EÇ: İlk kurulduğumuz günden bu yana grafik tasarımcılarımız var. Teknik paftalarımızın bile görselliğinin çok iyi olması gerektiğine inanıyoruz. Okunur olmalılar. Mimarlıkta bize yapı yapmayı öğretiyor olabilirler ama bu gibi alanların, artık ayrı meslek dalları olduğunu hatırlamalıyız. Siz, yaptığınız bir işin sunumunu ciddiye almalısınız. Seçtiğiniz font bile çok önemli örneğin. Bizim, TOCA'ya yönelik hazırladığımız fontlar var. Ve bunu meslek edinmiş insanlar var. Neden onlar da bu sürece katılmasın? Endüstri ürünleri tasarımcı arkadaşlar ile birlikte çalışmak istememizin nedeni ise, bir yapıyı da endüstri ürünü olarak görebilmemiz. O kadar yararlı oluyor ki! Biz, tasarıma hep cepheden bakarken, endüstri ürünleri tasarımcısı alttan yukarı doğru bakıyor. Ayrıca siz, müşteriye bu katkıyı görselleştirme yolu ile sunduğunuzda, onlar da yeni bir şeyler ile karşılaştıklarını fark ediyorlar. İç mimarları ise sadece iç mimar oldukları için çalıştırmıyoruz.
İç mimarlar hangi alanlardan sorumlular?
EÇ: Onlar da tasarımın tamamını yapıyorlar.
Planlama ve uygulamaya da giriyorlar mı?
EÇ: Evet, giriyorlar. Stadyum projemizde, yukarıdaki platformu gezen ve maçı izlemeye gelmiş olanların, aşağıdaki çarşıda nasıl vakit geçireceklerini sorguluyorduk. Belli yerlerde açıklıklar yaratmak gerekiyordu. Bunu bir sorun olarak ortaya koyduk. Mimar arkadaşlar, belli yerlerde topografyayı düzenleyerek probleme yaklaştılar. İç mimar arkadaşlar ise, bir ağaç örüntüsü ile konuyu ele alabileceğimizi söylediler. Aşağıdan yukarıya uzanan bir tür konstrüksiyon ile yukarıdaki insanları yönlendirmeyi önerdiler. Bu, çok ince bir nokta idi. Ne mimari ne de iç mimari idi. Ve bu fikir çok beğenildi. Ya da mesela enformasyon binasının cephelerini tasarladık; ama o cephelerin karakterini son olarak iç mimarlar revize ettiler. Çünkü içeride, yapının tamamını gezebilecek bir rampa önerdiler. Bu rampa için de yapı, bir miktar yukarı doğru kaldırıldı. Grafik tasarımcımız ise, söz konusu rampanın zemin ile birleşerek olimpiyat halkalarına dönmesini önerdi. Bunun içine de bir havuz ekledik mesela.

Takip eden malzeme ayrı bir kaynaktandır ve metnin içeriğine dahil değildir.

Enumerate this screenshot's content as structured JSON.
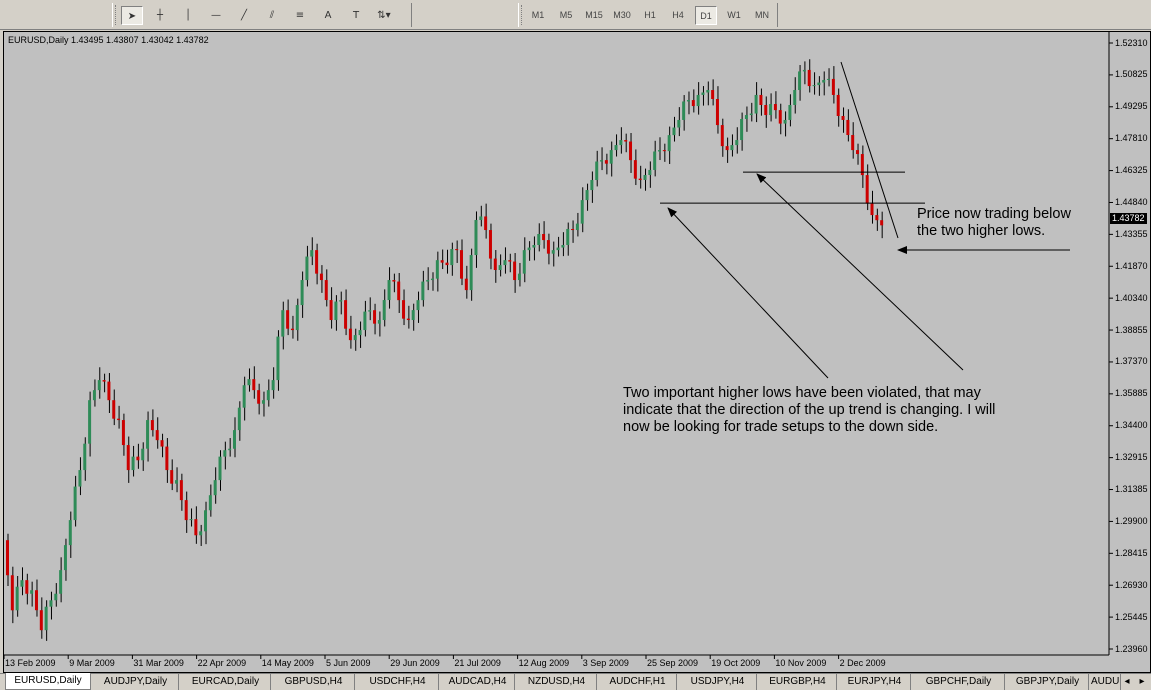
{
  "toolbar": {
    "tools": [
      {
        "name": "cursor-icon",
        "glyph": "➤"
      },
      {
        "name": "crosshair-icon",
        "glyph": "┼"
      },
      {
        "name": "vertical-line-icon",
        "glyph": "│"
      },
      {
        "name": "horizontal-line-icon",
        "glyph": "—"
      },
      {
        "name": "trendline-icon",
        "glyph": "╱"
      },
      {
        "name": "channel-icon",
        "glyph": "⫽"
      },
      {
        "name": "fibonacci-icon",
        "glyph": "≡"
      },
      {
        "name": "text-icon",
        "glyph": "A"
      },
      {
        "name": "text-label-icon",
        "glyph": "T"
      },
      {
        "name": "arrows-icon",
        "glyph": "⇅▾"
      }
    ],
    "timeframes": [
      "M1",
      "M5",
      "M15",
      "M30",
      "H1",
      "H4",
      "D1",
      "W1",
      "MN"
    ],
    "active_timeframe": "D1"
  },
  "chart": {
    "info": "EURUSD,Daily  1.43495 1.43807 1.43042 1.43782",
    "current_price": "1.43782",
    "background": "#c0c0c0",
    "bull_color": "#2e8b57",
    "bear_color": "#cc0000",
    "annotation_1": [
      "Price now trading below",
      "the two higher lows."
    ],
    "annotation_2": [
      "Two important higher lows have been violated, that may",
      "indicate that the direction of the up trend is changing. I will",
      "now be looking for trade setups to the down side."
    ]
  },
  "chart_data": {
    "type": "candlestick",
    "symbol": "EURUSD",
    "timeframe": "Daily",
    "last_bar": {
      "open": 1.43495,
      "high": 1.43807,
      "low": 1.43042,
      "close": 1.43782
    },
    "ylim": [
      1.2396,
      1.5231
    ],
    "price_ticks": [
      "1.52310",
      "1.50825",
      "1.49295",
      "1.47810",
      "1.46325",
      "1.44840",
      "1.43355",
      "1.41870",
      "1.40340",
      "1.38855",
      "1.37370",
      "1.35885",
      "1.34400",
      "1.32915",
      "1.31385",
      "1.29900",
      "1.28415",
      "1.26930",
      "1.25445",
      "1.23960"
    ],
    "time_ticks": [
      "13 Feb 2009",
      "9 Mar 2009",
      "31 Mar 2009",
      "22 Apr 2009",
      "14 May 2009",
      "5 Jun 2009",
      "29 Jun 2009",
      "21 Jul 2009",
      "12 Aug 2009",
      "3 Sep 2009",
      "25 Sep 2009",
      "19 Oct 2009",
      "10 Nov 2009",
      "2 Dec 2009"
    ],
    "approx_closes": [
      1.2905,
      1.2577,
      1.2718,
      1.2671,
      1.2484,
      1.2624,
      1.2765,
      1.2999,
      1.3233,
      1.356,
      1.3654,
      1.356,
      1.3467,
      1.3233,
      1.3279,
      1.3467,
      1.3373,
      1.3233,
      1.3186,
      1.2999,
      1.2928,
      1.3045,
      1.3186,
      1.3326,
      1.342,
      1.363,
      1.3607,
      1.356,
      1.3654,
      1.3981,
      1.3888,
      1.4122,
      1.4262,
      1.4122,
      1.3935,
      1.4028,
      1.3841,
      1.3888,
      1.3981,
      1.3935,
      1.4122,
      1.4028,
      1.3935,
      1.4028,
      1.4122,
      1.4215,
      1.4192,
      1.4262,
      1.4075,
      1.4403,
      1.4356,
      1.4169,
      1.4215,
      1.4122,
      1.4262,
      1.4286,
      1.4309,
      1.4262,
      1.4286,
      1.4356,
      1.4496,
      1.459,
      1.4683,
      1.473,
      1.4777,
      1.4683,
      1.459,
      1.4637,
      1.473,
      1.48,
      1.4871,
      1.4964,
      1.4988,
      1.5011,
      1.4847,
      1.473,
      1.4777,
      1.4894,
      1.4988,
      1.4894,
      1.4917,
      1.4871,
      1.5011,
      1.5105,
      1.5034,
      1.5058,
      1.4988,
      1.4871,
      1.473,
      1.4613,
      1.4426,
      1.4378
    ],
    "horizontal_lines": [
      1.4482,
      1.4627
    ]
  },
  "tabs": [
    "EURUSD,Daily",
    "AUDJPY,Daily",
    "EURCAD,Daily",
    "GBPUSD,H4",
    "USDCHF,H4",
    "AUDCAD,H4",
    "NZDUSD,H4",
    "AUDCHF,H1",
    "USDJPY,H4",
    "EURGBP,H4",
    "EURJPY,H4",
    "GBPCHF,Daily",
    "GBPJPY,Daily",
    "AUDU:"
  ],
  "active_tab": "EURUSD,Daily"
}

O halde şunu merak ediyorum: Burada çalışan grafik kökenli ya da iç mimar ekip üyelerinin işe yoğunluğu, mimarlardan daha az oluyor mu?
EÇ: Hayır, onlar tam tersine daha çok çalışıyorlar! En başta işleri hızlandıranlar mimarlar oluyor ama son noktada iş, diğer tasarımcı arkadaşlarımıza düşüyor. Buradan en geç onlar çıkıyor, çünkü paftaların son kontrollerini grafik tasarımcılar yapıyor. Ya da baskıdan gelen renklerin pantone ile uyup uymadığına iç mimarlarımız bakıyor. Dolayısıyla tüm proje bitmeden kimse gidemiyor.